Ele continua: “Em locais onde um grande número de animais de fazenda é compactado, antibióticos são utilizados profilaticamente para prevenir surtos inevitáveis de doenças. Em algumas partes do mundo, eles são usados não apenas para prevenir doenças, mas também para acelerar o crescimento. Baixas doses são, rotineiramente, adicionadas à ração: uma estratégia que dificilmente poderia ser melhor projetada para desenvolver resistência bacteriana”.

Como diz o autor: “o dinheiro tornou-se mais importante do que a vida”.

A esta lista, podemos agregar a liberação indiscriminada, às centenas, de agrotóxicos que estão contaminando a terra e as pessoas, gerando doenças e a destruição promovida pelos processos produtivos assumidos pelo agronegócio.

O MST, que possui o pulso do que ocorre no campo, tem denunciado isso sistematicamente e mais que isso, tem procurado construir concretamente um processo sócio-político alternativo de vida. Não é preciso que inventemos utopias “comuneiras” para sabermos em que direção seguir, basta olharmos para os movimentos sociais e suas práticas coletivas e solidárias, onde outro padrão de humanidade está em gestação. O que a mensagem do vírus está a nos dizer é que nosso modo de vida está superado. Persistir nele, somente trará mais dor para a maioria.

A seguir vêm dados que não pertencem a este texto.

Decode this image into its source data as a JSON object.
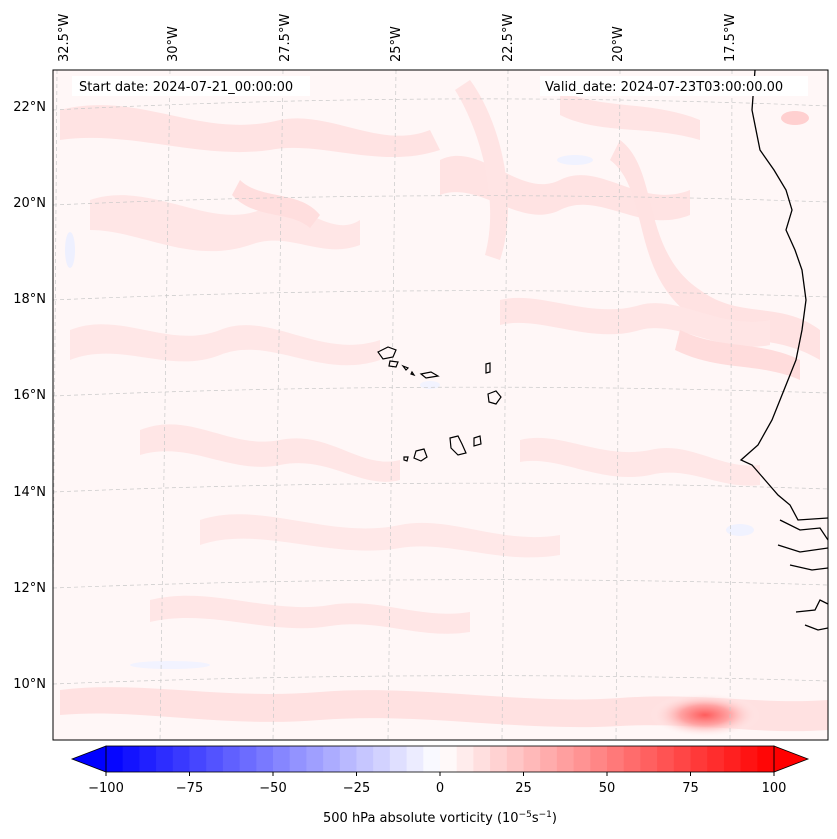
{
  "map": {
    "start_label": "Start date: 2024-07-21_00:00:00",
    "valid_label": "Valid_date: 2024-07-23T03:00:00.00",
    "lon_labels": [
      "32.5°W",
      "30°W",
      "27.5°W",
      "25°W",
      "22.5°W",
      "20°W",
      "17.5°W"
    ],
    "lat_labels": [
      "22°N",
      "20°N",
      "18°N",
      "16°N",
      "14°N",
      "12°N",
      "10°N"
    ],
    "gridlines": "dashed light gray",
    "coastline_color": "#000000"
  },
  "colorbar": {
    "label_prefix": "500 hPa absolute vorticity (10",
    "label_exp1": "−5",
    "label_mid": "s",
    "label_exp2": "−1",
    "label_suffix": ")",
    "ticks": [
      "−100",
      "−75",
      "−50",
      "−25",
      "0",
      "25",
      "50",
      "75",
      "100"
    ],
    "min": -100,
    "max": 100,
    "levels": 40,
    "colormap": "bwr",
    "extend": "both"
  },
  "colors": {
    "negative": "#0000ff",
    "neutral": "#ffffff",
    "positive": "#ff0000"
  }
}
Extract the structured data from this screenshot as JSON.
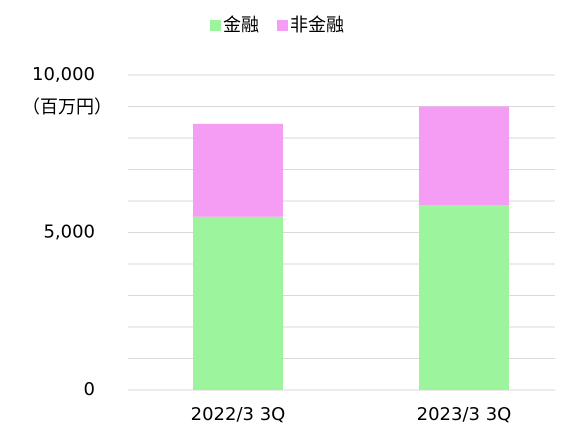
{
  "chart_data": {
    "type": "stacked_bar",
    "unit_label": "（百万円）",
    "categories": [
      "2022/3 3Q",
      "2023/3 3Q"
    ],
    "series": [
      {
        "name": "金融",
        "color": "#9cf59c",
        "values": [
          5500,
          5870
        ]
      },
      {
        "name": "非金融",
        "color": "#f59df5",
        "values": [
          2950,
          3130
        ]
      }
    ],
    "ylim": [
      0,
      10000
    ],
    "yticks": [
      {
        "value": 0,
        "label": "0"
      },
      {
        "value": 5000,
        "label": "5,000"
      },
      {
        "value": 10000,
        "label": "10,000"
      }
    ],
    "minor_yticks": [
      1000,
      2000,
      3000,
      4000,
      6000,
      7000,
      8000,
      9000
    ],
    "grid": true,
    "legend": "top"
  }
}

O pessoal dos “negócios” está nas ruas em confortáveis e seguras carreatas contra o isolamento social em meio à pandemia e o presidente passeia pelas ruas de Brasília ameaçando decretar a volta ao trabalho. O pessoal que valoriza a vida, defende das sacadas e janelas, como pode, a solidariedade e o coletivo.

Esta pandemia é apenas um dos grandes eventos que os mais jovens assistirão neste século na longa trajetória de superação do modo de vida capitalista – isso ocorrerá seja pela mobilização proativa, ou na sua omissão, pela dor – mas será inevitável. E é salutar observarmos que neste momento a pandemia consegue fazer aflorar em escala global um sentimento de solidariedade e de cuidado coletivo, uma sensação gregária para além dos grupelhos individualistas e dos “homens de negócio”.

Isso mostra que há uma base que pode ser mobilizada na direção de influir nos longos e dramáticos processos que poderão nos conduzir, ainda neste século, a uma nova ordem social mais democrática e mais igualitária. Há esperança. Mas, ouviremos a mensagem do vírus?

*Luiz Carlos de Freitas é professor aposentado da Faculdade de Educação da Universidade Estadual de Campinas (Unicamp).

Artigo publicado originalmente em seu blog.